Ini menciptakan rasa frustrasi yang dalam. Bukan karena rakyat enggan membayar pajak, tapi karena kontribusi itu terasa timpang. Ibarat seseorang yang tiba-tiba ikut makan setelah kamu susah payah memasak sendiri tanpa bantuan. Negara hadir di hasil, tapi tak terlibat dalam proses. Dan ini bukan hanya masalah keadilan, tapi cermin dari relasi kekuasaan yang timpang antara negara dan rakyatnya.

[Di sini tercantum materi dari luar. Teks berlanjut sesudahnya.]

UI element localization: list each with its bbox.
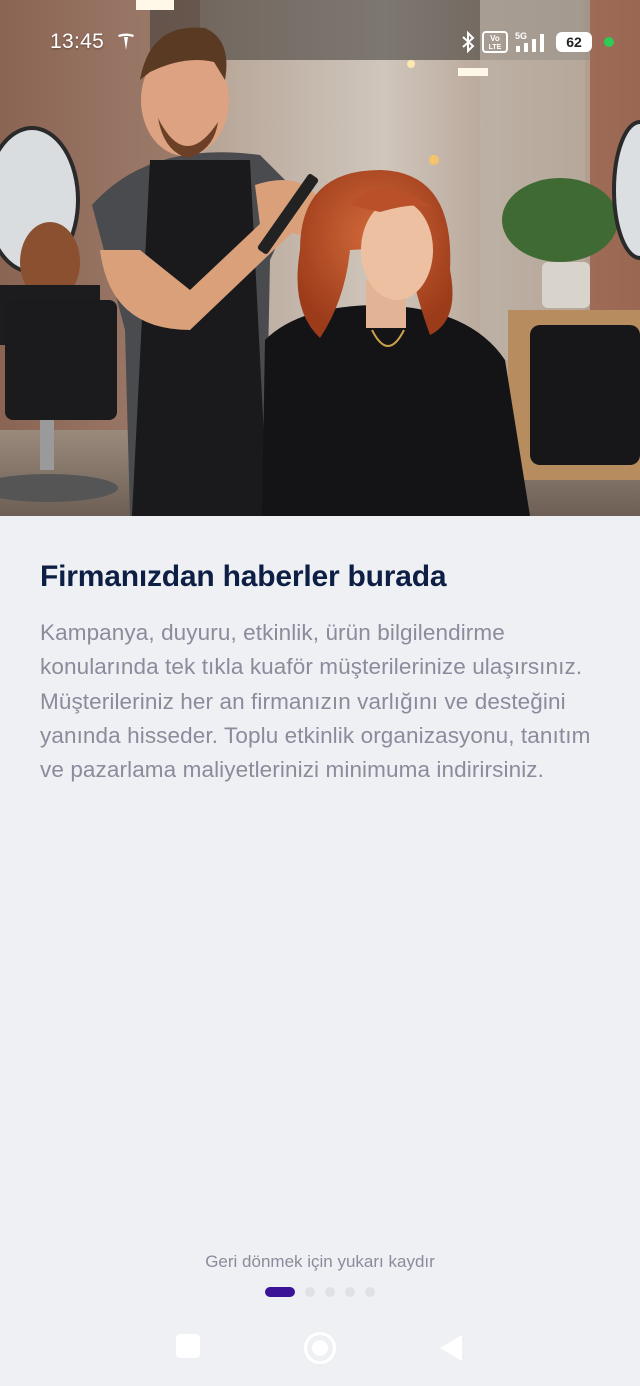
page-indicator [0,1287,640,1297]
swipe-hint[interactable]: Geri dönmek için yukarı kaydır [0,1252,640,1272]
status-bar: 13:45 Vo LTE 5G 62 [0,0,640,86]
status-time: 13:45 [50,30,105,53]
volte-icon: Vo LTE [482,31,508,53]
page-description: Kampanya, duyuru, etkinlik, ürün bilgile… [40,620,591,783]
tesla-logo-icon [118,33,134,50]
page-dot-active[interactable] [265,1287,295,1297]
system-nav-bar [0,1310,640,1386]
square-recent-apps-icon[interactable] [176,1334,200,1358]
onboarding-content: Firmanızdan haberler burada Kampanya, du… [0,516,640,1386]
circle-home-icon[interactable] [304,1332,336,1364]
bluetooth-icon [462,30,475,54]
privacy-indicator-dot [604,37,614,47]
network-label: 5G [515,31,527,41]
triangle-back-icon[interactable] [440,1335,462,1361]
svg-text:Vo: Vo [490,34,500,43]
onboarding-screen: 13:45 Vo LTE 5G 62 Firmanızdan haberler … [0,0,640,1386]
page-dot[interactable] [345,1287,355,1297]
svg-text:LTE: LTE [489,44,502,51]
page-dot[interactable] [325,1287,335,1297]
battery-indicator: 62 [556,32,592,52]
page-dot[interactable] [365,1287,375,1297]
page-dot[interactable] [305,1287,315,1297]
page-title: Firmanızdan haberler burada [40,560,447,593]
5g-signal-icon: 5G [515,31,544,52]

Rasa ketidakadilan ini semakin kentara ketika melihat data pengangguran terbuka yang masih tinggi, terutama di kalangan muda. Banyak yang berpendidikan tinggi namun tak memiliki akses pekerjaan yang sepadan. Di sisi lain, regulasi pajak makin rapi, makin canggih, makin efisien. Negara seperti lebih fokus memaksimalkan pendapatan, bukan memberdayakan rakyat. Ini menunjukkan bahwa sistem lebih peduli pada kontrol dan penarikan, bukan pemberdayaan.
Negara Memaksa Rakyat Bertahan Sendiri, Lalu Menagih Kontribusi
Ada narasi umum yang semakin kuat belakangan ini: rakyat harus mandiri, jangan bergantung pada negara. Konsep ini sering dikaitkan dengan semangat wirausaha, daya saing global, dan kreativitas individu. Tapi di balik narasi indah itu, terselip kenyataan pahit negara perlahan melepaskan tanggung jawab dasarnya.

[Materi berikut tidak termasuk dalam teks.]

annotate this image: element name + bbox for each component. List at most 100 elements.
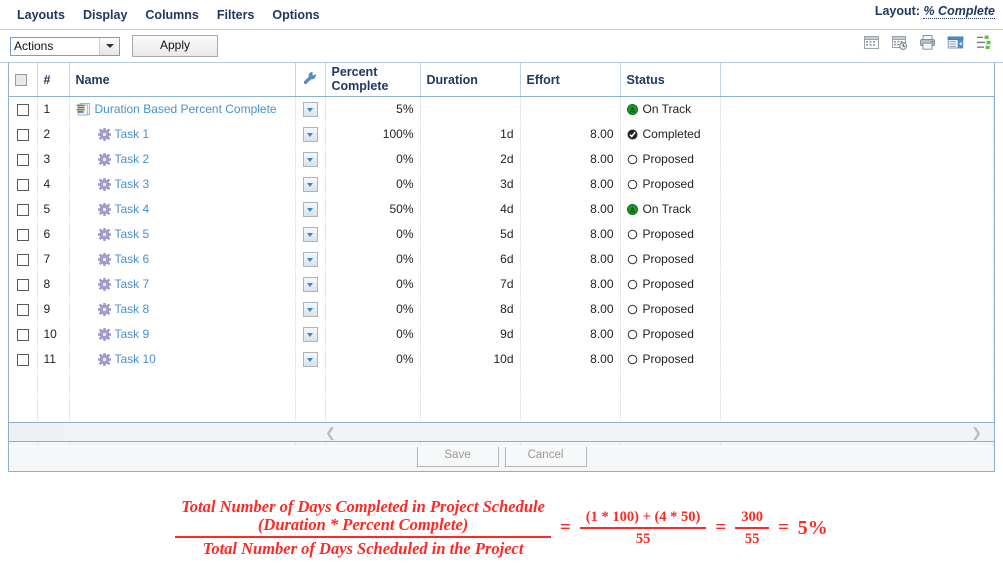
row-name-link[interactable]: Task 8 — [115, 302, 150, 316]
row-percent-complete[interactable]: 0% — [325, 146, 421, 172]
row-effort[interactable]: 8.00 — [520, 271, 621, 297]
row-menu-dropdown[interactable] — [302, 226, 318, 242]
row-duration[interactable]: 8d — [420, 296, 521, 322]
table-row[interactable]: 8 Task 7 0% 7d 8.00 Proposed — [9, 271, 994, 297]
row-duration[interactable] — [420, 96, 521, 122]
row-effort[interactable] — [520, 96, 621, 122]
table-row[interactable]: 7 Task 6 0% 6d 8.00 Proposed — [9, 246, 994, 272]
row-effort[interactable]: 8.00 — [520, 346, 621, 372]
row-effort[interactable]: 8.00 — [520, 171, 621, 197]
row-checkbox[interactable] — [16, 128, 29, 141]
row-checkbox[interactable] — [16, 328, 29, 341]
table-row[interactable]: 1 Duration Based Percent Complete 5% On Tra… — [9, 96, 994, 122]
row-effort[interactable]: 8.00 — [520, 121, 621, 147]
row-menu-dropdown[interactable] — [302, 101, 318, 117]
effort-header[interactable]: Effort — [520, 63, 621, 97]
row-checkbox[interactable] — [16, 303, 29, 316]
wrench-icon[interactable] — [303, 71, 317, 85]
row-duration[interactable]: 9d — [420, 321, 521, 347]
menu-item-display[interactable]: Display — [74, 8, 136, 22]
row-menu-dropdown[interactable] — [302, 176, 318, 192]
actions-select[interactable]: Actions — [10, 36, 120, 56]
layout-current-value[interactable]: % Complete — [923, 4, 995, 19]
row-name-link[interactable]: Task 1 — [115, 127, 150, 141]
menu-item-columns[interactable]: Columns — [136, 8, 207, 22]
table-row[interactable]: 5 Task 4 50% 4d 8.00 On Track — [9, 196, 994, 222]
scroll-left-icon[interactable]: ❮ — [325, 425, 336, 440]
table-row[interactable]: 9 Task 8 0% 8d 8.00 Proposed — [9, 296, 994, 322]
table-row[interactable]: 4 Task 3 0% 3d 8.00 Proposed — [9, 171, 994, 197]
row-duration[interactable]: 4d — [420, 196, 521, 222]
apply-button[interactable]: Apply — [132, 35, 218, 57]
row-status[interactable]: On Track — [620, 96, 721, 122]
row-menu-dropdown[interactable] — [302, 276, 318, 292]
row-effort[interactable]: 8.00 — [520, 146, 621, 172]
row-effort[interactable]: 8.00 — [520, 196, 621, 222]
row-name-link[interactable]: Task 3 — [115, 177, 150, 191]
row-percent-complete[interactable]: 0% — [325, 321, 421, 347]
row-status[interactable]: Proposed — [620, 346, 721, 372]
index-header[interactable]: # — [37, 63, 70, 97]
row-duration[interactable]: 3d — [420, 171, 521, 197]
row-effort[interactable]: 8.00 — [520, 246, 621, 272]
menu-item-filters[interactable]: Filters — [208, 8, 264, 22]
outline-list-icon[interactable] — [975, 34, 992, 51]
row-checkbox[interactable] — [16, 153, 29, 166]
row-status[interactable]: Proposed — [620, 246, 721, 272]
grid-columns-icon[interactable] — [947, 34, 964, 51]
row-status[interactable]: Proposed — [620, 321, 721, 347]
save-button[interactable]: Save — [416, 446, 499, 467]
row-duration[interactable]: 5d — [420, 221, 521, 247]
row-effort[interactable]: 8.00 — [520, 221, 621, 247]
row-effort[interactable]: 8.00 — [520, 321, 621, 347]
table-row[interactable]: 6 Task 5 0% 5d 8.00 Proposed — [9, 221, 994, 247]
menu-item-options[interactable]: Options — [263, 8, 328, 22]
row-status[interactable]: Proposed — [620, 171, 721, 197]
row-duration[interactable]: 10d — [420, 346, 521, 372]
row-name-link[interactable]: Task 5 — [115, 227, 150, 241]
row-menu-dropdown[interactable] — [302, 326, 318, 342]
row-effort[interactable]: 8.00 — [520, 296, 621, 322]
print-icon[interactable] — [919, 34, 936, 51]
row-name-link[interactable]: Task 7 — [115, 277, 150, 291]
row-checkbox[interactable] — [16, 178, 29, 191]
table-row[interactable]: 10 Task 9 0% 9d 8.00 Proposed — [9, 321, 994, 347]
cancel-button[interactable]: Cancel — [504, 446, 587, 467]
row-menu-dropdown[interactable] — [302, 126, 318, 142]
row-menu-dropdown[interactable] — [302, 251, 318, 267]
row-name-link[interactable]: Task 6 — [115, 252, 150, 266]
row-percent-complete[interactable]: 50% — [325, 196, 421, 222]
row-checkbox[interactable] — [16, 278, 29, 291]
row-name-link[interactable]: Task 2 — [115, 152, 150, 166]
row-percent-complete[interactable]: 0% — [325, 171, 421, 197]
row-percent-complete[interactable]: 0% — [325, 221, 421, 247]
row-name-link[interactable]: Task 9 — [115, 327, 150, 341]
chevron-down-icon[interactable] — [100, 37, 119, 55]
row-duration[interactable]: 1d — [420, 121, 521, 147]
row-percent-complete[interactable]: 0% — [325, 246, 421, 272]
row-checkbox[interactable] — [16, 353, 29, 366]
scrollbar-track[interactable] — [64, 423, 994, 441]
grid-export-icon[interactable] — [863, 34, 880, 51]
row-status[interactable]: Proposed — [620, 296, 721, 322]
row-name-link[interactable]: Task 10 — [115, 352, 156, 366]
row-duration[interactable]: 7d — [420, 271, 521, 297]
horizontal-scrollbar[interactable]: ❮ ❯ — [8, 422, 995, 442]
row-percent-complete[interactable]: 0% — [325, 296, 421, 322]
grid-schedule-icon[interactable] — [891, 34, 908, 51]
row-duration[interactable]: 2d — [420, 146, 521, 172]
duration-header[interactable]: Duration — [420, 63, 521, 97]
row-name-link[interactable]: Task 4 — [115, 202, 150, 216]
table-row[interactable]: 3 Task 2 0% 2d 8.00 Proposed — [9, 146, 994, 172]
scroll-right-icon[interactable]: ❯ — [971, 425, 982, 440]
percent-complete-header[interactable]: Percent Complete — [325, 63, 421, 97]
row-status[interactable]: Proposed — [620, 146, 721, 172]
row-checkbox[interactable] — [16, 103, 29, 116]
row-name-link[interactable]: Duration Based Percent Complete — [95, 102, 277, 116]
table-row[interactable]: 2 Task 1 100% 1d 8.00 Completed — [9, 121, 994, 147]
row-checkbox[interactable] — [16, 253, 29, 266]
row-menu-dropdown[interactable] — [302, 201, 318, 217]
row-checkbox[interactable] — [16, 228, 29, 241]
row-menu-dropdown[interactable] — [302, 151, 318, 167]
row-menu-dropdown[interactable] — [302, 351, 318, 367]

Pendidikan mahal dan tidak selalu relevan dengan kebutuhan industri. Akses modal terbatas hanya bagi yang sudah punya koneksi atau agunan. Lapangan kerja justru lebih banyak disumbang sektor informal dan ekonomi digital, yang tumbuh karena kegigihan rakyat sendiri. Di sinilah terjadi pergeseran diam-diam: negara menuntut rakyat untuk tangguh, tapi tidak memberi dukungan yang cukup agar mereka bisa bangkit.

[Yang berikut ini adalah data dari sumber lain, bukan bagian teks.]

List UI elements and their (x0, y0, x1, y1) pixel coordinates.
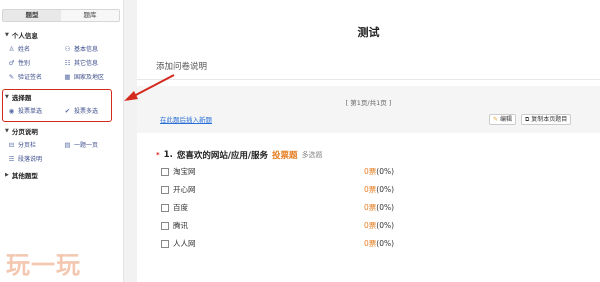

Saat seorang anak muda membuka usaha kecil dari nol, dia tidak mendapat pelatihan, tidak ada subsidi, tidak ada perlindungan hukum. Tapi begitu usahanya tumbuh, ia dikenai pajak, diharuskan mengurus izin, dan diawasi regulasi. Ini bukan dorongan kewirausahaan, ini adalah bentuk ekstraksi.
Negara harusnya menjadi mitra. Tapi kini, ia lebih menyerupai aparat pemungut yang menonton dari kejauhan lalu datang ketika uang mulai mengalir. Apakah ini bentuk negara yang kita impikan? Apakah fungsi negara memang sebatas sebagai penonton yang menagih tiket masuk?